Sylvia Townsend Warner
In the morning I had decided that henceforth I only cared for easy loves. It is so degrading to have to persuade people into liking one, or one's works.
Sylvia Townsend Warner
Oh, I am all for singing. If I had had children I should have hounded them into choirs & choral societies, and if they weren't good enough for that, I would have sent them out, to sing in the streets.
Sylvia Townsend Warner
Here is a kitchen improvement, in return for Peacock. For roasting or basting a chicken, render down your fat or butter with cider: about a third cider. Let it come together slowly, till the smell of cider and the smell of fat are as one. This will enliven even a frozen chicken.
Sylvia Townsend Warner
I do apologize for writing by hand - and so badly.

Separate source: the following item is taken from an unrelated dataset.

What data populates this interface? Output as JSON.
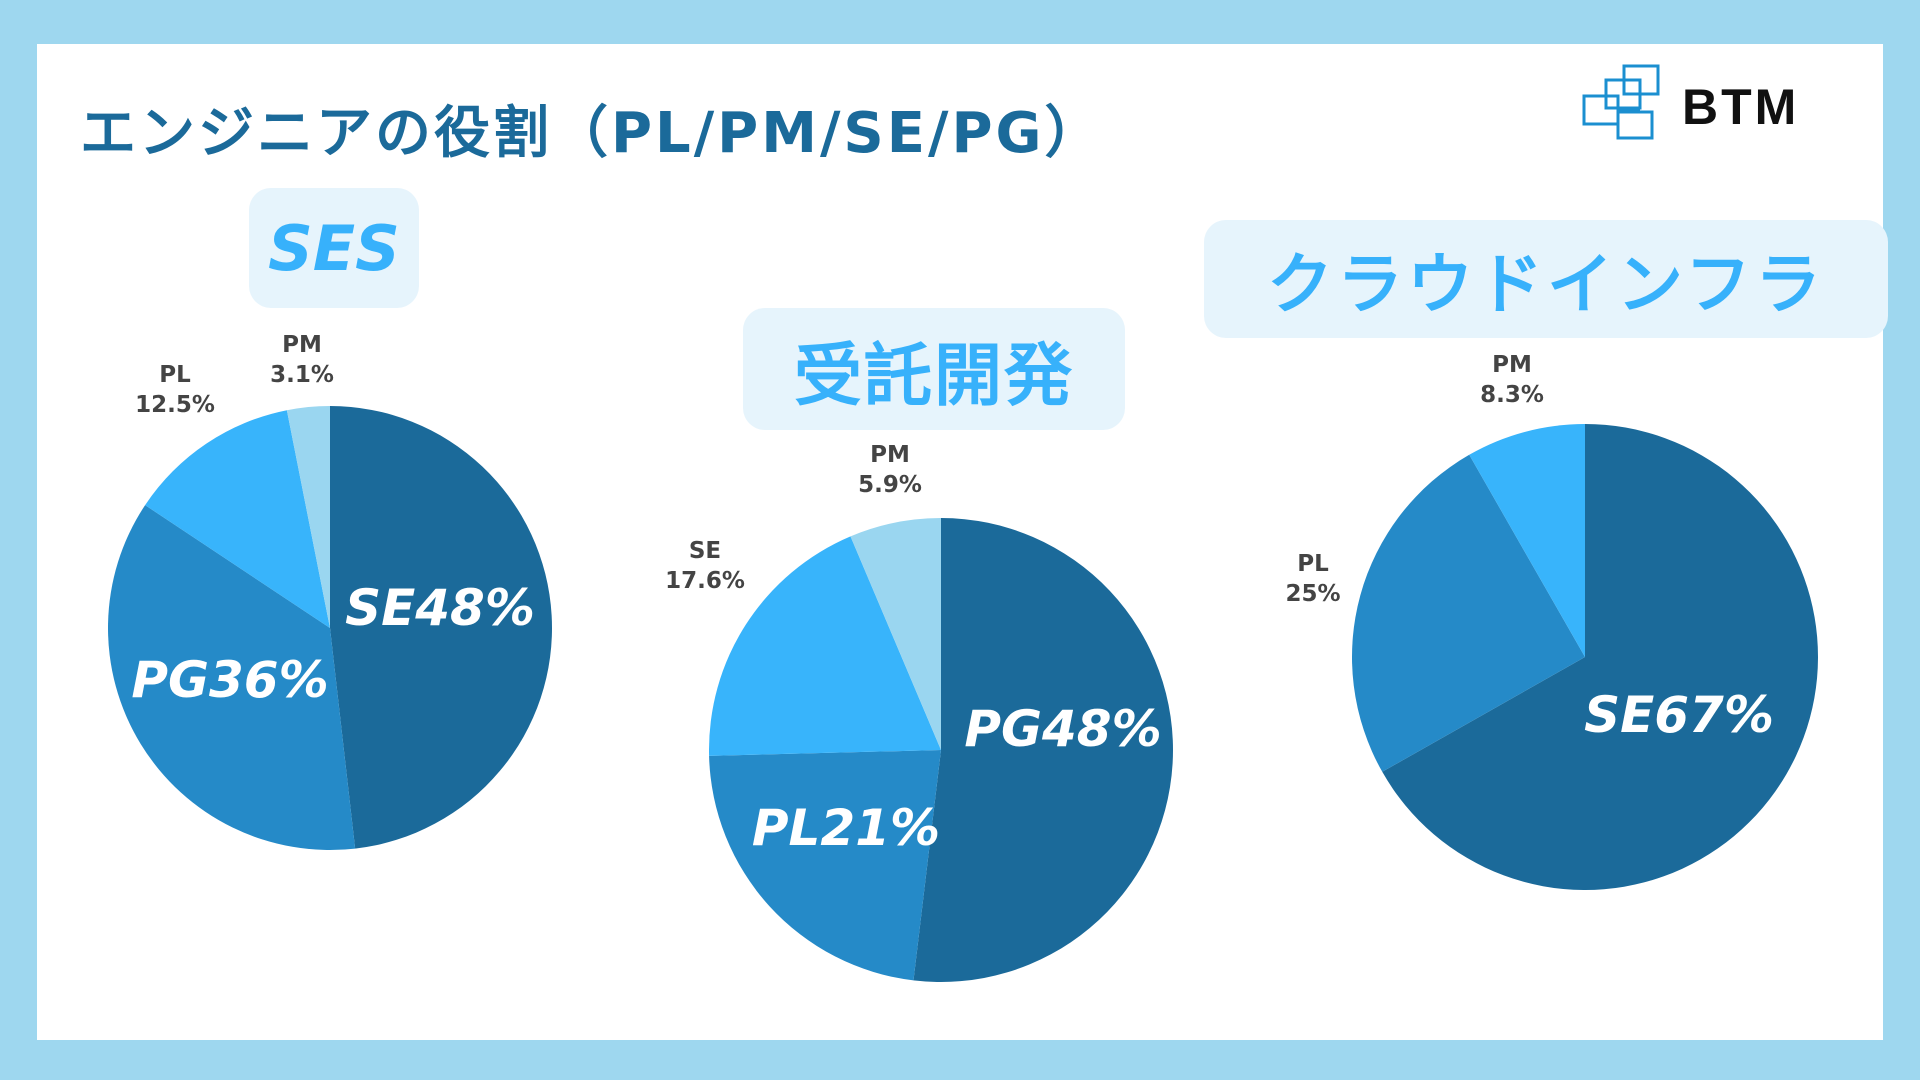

I shall soon be like Helen Thomas, notoriously illegible. In her last letter only two words stood out plain: 'Blood pressure.' Subsequent research demonstrated that what she had actually written was 'Beloved friends.
Sylvia Townsend Warner
Wealth, if not a mere flash in the pan, compels the wealthy to become wealthier.
Sylvia Townsend Warner
To think of losing is to lose already.
Sylvia Townsend Warner
There are not enough poems in praise of bed.
Sylvia Townsend Warner
no one wants to be praised for possibilities when one has submitted performances.
Sylvia Townsend Warner
One reason why my memory decays is that I have three cats, all so loving and insistent that they play cat's-cradle with every train of thought. They drove me distracted while I was having influenza, gazing at me with large eyes and saying: O Sylvia, you are so ill, you'll soon be dead. And who will feed us then? Feed us now!
Sylvia Townsend Warner
The baby romped on my lap like a short stout salmon.
Sylvia Townsend Warner
... possessiveness cannot accept it cannot even strike a fair bargain it has to confer.
Sylvia Townsend Warner
One need not write in a diary what one is to remember for ever.
Sylvia Townsend Warner
Only two things are real to me: my love and my death. In between them, I merely exist as a scatter of senses.
Sylvia Townsend Warner
Young people are careless of their virginity one day they may have it and the next not.
Sylvia Townsend Warner
Anticipation of pleasure is a pleasure in itself.
Sylvia Townsend Warner
When other helpers fail and comforts flee, when the senses decay and the mind moves in a narrower and narrower circle, when the grasshopper is a burden and the postman brings no letters, and even the Royal Family is no longer quite what it was, an obituary column stands fast.
Sylvia Townsend Warner
cooking is the most succulent of human pleasures.
Sylvia Townsend Warner
The Church has lost a great religious poet in me but I have lost an infinity of fun in the church, so the loss is even.
Sylvia Townsend Warner
Sneezes ... always sound much louder to the sneezer than to the hearers. It is an acoustical peculiarity.